Scroll Untuk Lanjut Membaca

Kepala Pusat Data, Informasi, dan Komunikasi Kebencanaan BNPB, Abdul Muhari, mengatakan kekeringan menyebabkan kebutuhan dasar masyarakat terhadap air bersih mulai terganggu.

“Kekeringan melanda tiga kecamatan, yaitu Kecamatan Sarirejo, Ngimbang, dan Bluluk. Ketiadaan hujan selama musim kemarau telah mengakibatkan berkurangnya sumber air bersih sebagai kebutuhan pokok warga,” ujar Abdul dalam keterangan resmi yang dikutip Sabtu (8/8/2026).

Untuk memenuhi kebutuhan masyarakat, Badan Penanggulangan Bencana Daerah (BPBD) Kabupaten Lamongan bersama sejumlah pihak terkait telah melakukan distribusi air bersih ke wilayah terdampak.

Sebanyak 40 ribu liter air bersih disalurkan ke tiga lokasi yang mengalami krisis air.

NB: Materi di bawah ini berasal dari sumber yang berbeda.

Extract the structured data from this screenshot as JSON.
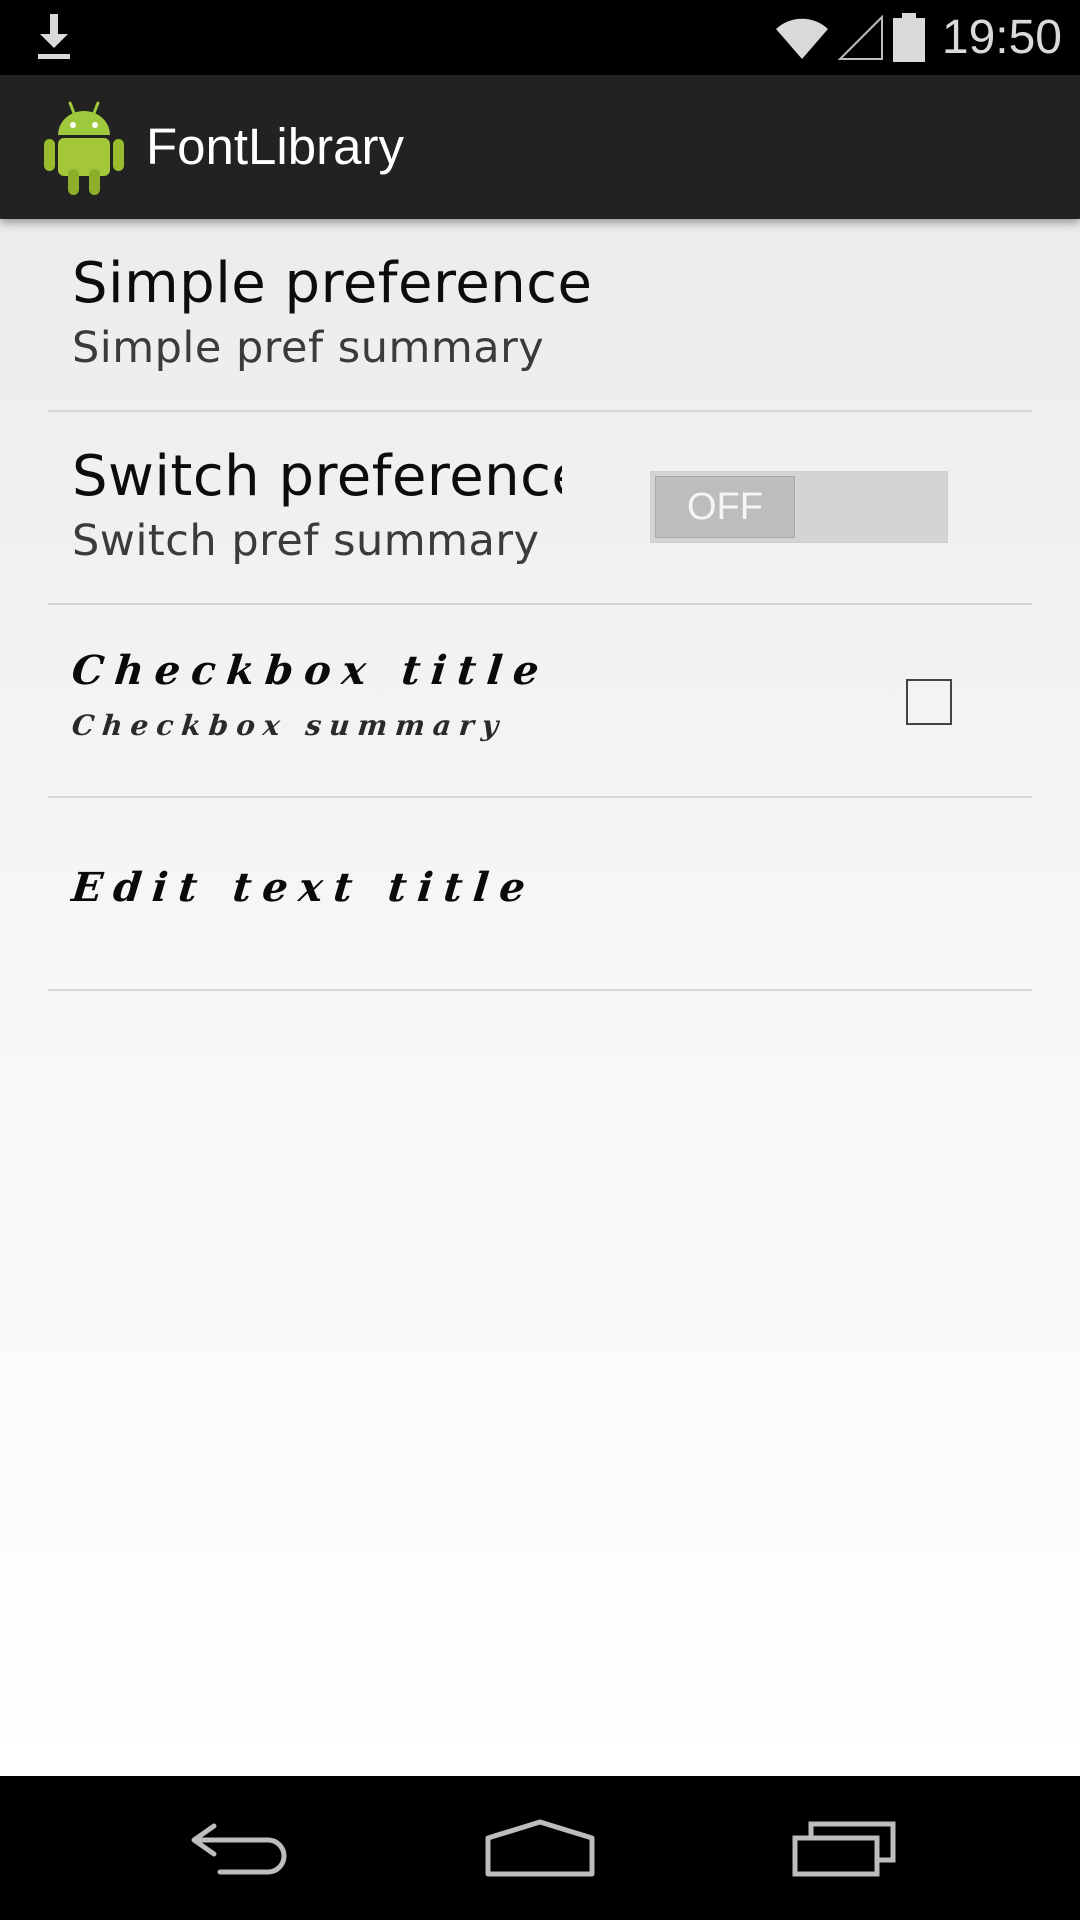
{
  "status_bar": {
    "time": "19:50",
    "icons": [
      "download-icon",
      "wifi-icon",
      "signal-icon",
      "battery-icon"
    ]
  },
  "action_bar": {
    "title": "FontLibrary",
    "icon": "android-robot-icon"
  },
  "preferences": {
    "simple": {
      "title": "Simple preference",
      "summary": "Simple pref summary"
    },
    "switch": {
      "title": "Switch preference",
      "summary": "Switch pref summary",
      "state_label": "OFF",
      "checked": false
    },
    "checkbox": {
      "title": "Checkbox title",
      "summary": "Checkbox summary",
      "checked": false
    },
    "edit_text": {
      "title": "Edit text title"
    }
  },
  "navigation": {
    "back": "back-icon",
    "home": "home-icon",
    "recents": "recent-apps-icon"
  },
  "colors": {
    "status_bar": "#000000",
    "action_bar": "#222222",
    "divider": "#d6d6d6"
  }
}
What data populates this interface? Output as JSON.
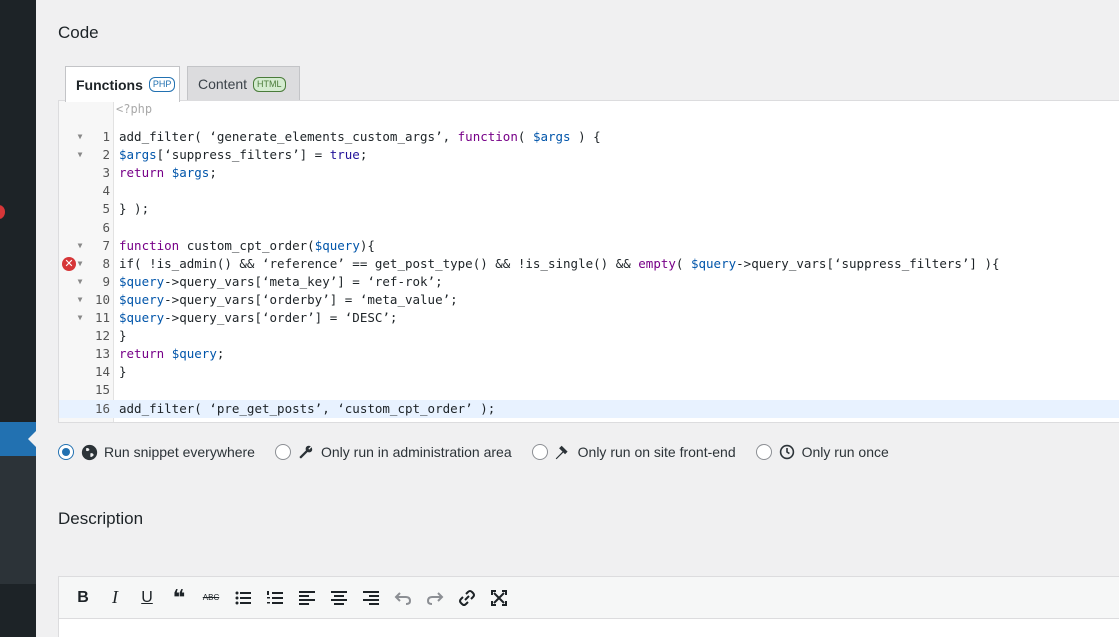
{
  "section_code_title": "Code",
  "tabs": [
    {
      "label": "Functions",
      "badge": "PHP"
    },
    {
      "label": "Content",
      "badge": "HTML"
    }
  ],
  "editor": {
    "php_open_tag": "<?php",
    "lines": [
      {
        "num": "1",
        "text": "add_filter( ‘generate_elements_custom_args’, function( $args ) {"
      },
      {
        "num": "2",
        "text": "$args[‘suppress_filters’] = true;"
      },
      {
        "num": "3",
        "text": "return $args;"
      },
      {
        "num": "4",
        "text": ""
      },
      {
        "num": "5",
        "text": "} );"
      },
      {
        "num": "6",
        "text": ""
      },
      {
        "num": "7",
        "text": "function custom_cpt_order($query){"
      },
      {
        "num": "8",
        "text": "if( !is_admin() && ‘reference’ == get_post_type() && !is_single() && empty( $query->query_vars[‘suppress_filters’] ){"
      },
      {
        "num": "9",
        "text": "$query->query_vars[‘meta_key’] = ‘ref-rok’;"
      },
      {
        "num": "10",
        "text": "$query->query_vars[‘orderby’] = ‘meta_value’;"
      },
      {
        "num": "11",
        "text": "$query->query_vars[‘order’] = ‘DESC’;"
      },
      {
        "num": "12",
        "text": "}"
      },
      {
        "num": "13",
        "text": "return $query;"
      },
      {
        "num": "14",
        "text": "}"
      },
      {
        "num": "15",
        "text": ""
      },
      {
        "num": "16",
        "text": "add_filter( ‘pre_get_posts’, ‘custom_cpt_order’ );"
      }
    ],
    "error_line": "8",
    "active_line": "16"
  },
  "scopes": [
    {
      "label": "Run snippet everywhere",
      "icon": "globe-icon",
      "selected": true
    },
    {
      "label": "Only run in administration area",
      "icon": "wrench-icon",
      "selected": false
    },
    {
      "label": "Only run on site front-end",
      "icon": "hammer-icon",
      "selected": false
    },
    {
      "label": "Only run once",
      "icon": "clock-icon",
      "selected": false
    }
  ],
  "section_description_title": "Description",
  "toolbar": {
    "bold": "B",
    "italic": "I",
    "underline": "U",
    "blockquote": "❝",
    "strikethrough": "ABC"
  },
  "colors": {
    "accent": "#2271b1",
    "error": "#d63638",
    "sidebar": "#1d2327"
  }
}
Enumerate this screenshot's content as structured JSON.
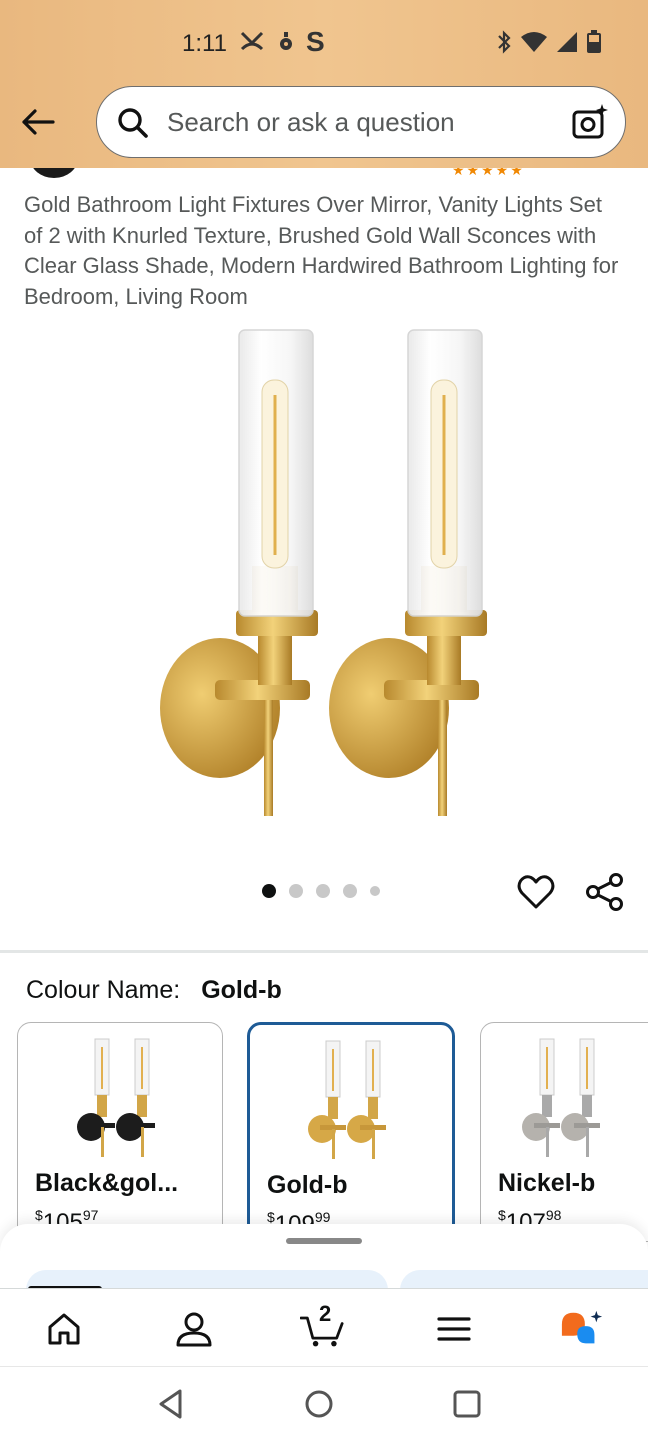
{
  "status_bar": {
    "time": "1:11",
    "left_icons": [
      "call-forward-icon",
      "location-icon",
      "app-s-icon"
    ],
    "right_icons": [
      "bluetooth-icon",
      "wifi-icon",
      "signal-icon",
      "battery-icon"
    ],
    "s_glyph": "S"
  },
  "header": {
    "search_placeholder": "Search or ask a question",
    "colors": {
      "bar": "#EEC08A"
    }
  },
  "product": {
    "title": "Gold Bathroom Light Fixtures Over Mirror, Vanity Lights Set of 2 with Knurled Texture, Brushed Gold Wall Sconces with Clear Glass Shade, Modern Hardwired Bathroom Lighting for Bedroom, Living Room",
    "image_count": 5,
    "active_image": 1
  },
  "variants": {
    "label": "Colour Name:",
    "selected": "Gold-b",
    "options": [
      {
        "name": "Black&gol...",
        "currency": "$",
        "price_whole": "105",
        "price_fraction": "97",
        "finish": "black"
      },
      {
        "name": "Gold-b",
        "currency": "$",
        "price_whole": "109",
        "price_fraction": "99",
        "finish": "gold"
      },
      {
        "name": "Nickel-b",
        "currency": "$",
        "price_whole": "107",
        "price_fraction": "98",
        "finish": "nickel"
      }
    ]
  },
  "bottom_nav": {
    "items": [
      "home-icon",
      "account-icon",
      "cart-icon",
      "menu-icon",
      "rufus-assistant-icon"
    ],
    "cart_count": "2"
  },
  "system_nav": [
    "back-icon",
    "home-circle-icon",
    "recents-icon"
  ]
}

Distribusi tersebut dilakukan pada Rabu (5/8/2026) sebagai langkah tanggap darurat untuk membantu masyarakat memenuhi kebutuhan sehari-hari.

Penyaluran air bersih menjadi salah satu upaya yang dilakukan pemerintah daerah untuk memastikan masyarakat tetap memperoleh akses terhadap kebutuhan dasar selama kondisi kekeringan berlangsung.

BNPB mengingatkan potensi kekeringan masih dapat terjadi di sejumlah wilayah selama musim kemarau. Karena itu, masyarakat yang tinggal di daerah rawan kekeringan diminta meningkatkan kesiapsiagaan dan melakukan langkah antisipasi sejak dini.

Masyarakat diimbau menggunakan air bersih secara bijak dengan memprioritaskan kebutuhan yang bersifat penting. Penghematan diperlukan agar persediaan air yang masih tersedia dapat dimanfaatkan selama mungkin, terutama apabila hujan belum turun dan sumber air terus mengalami penyusutan.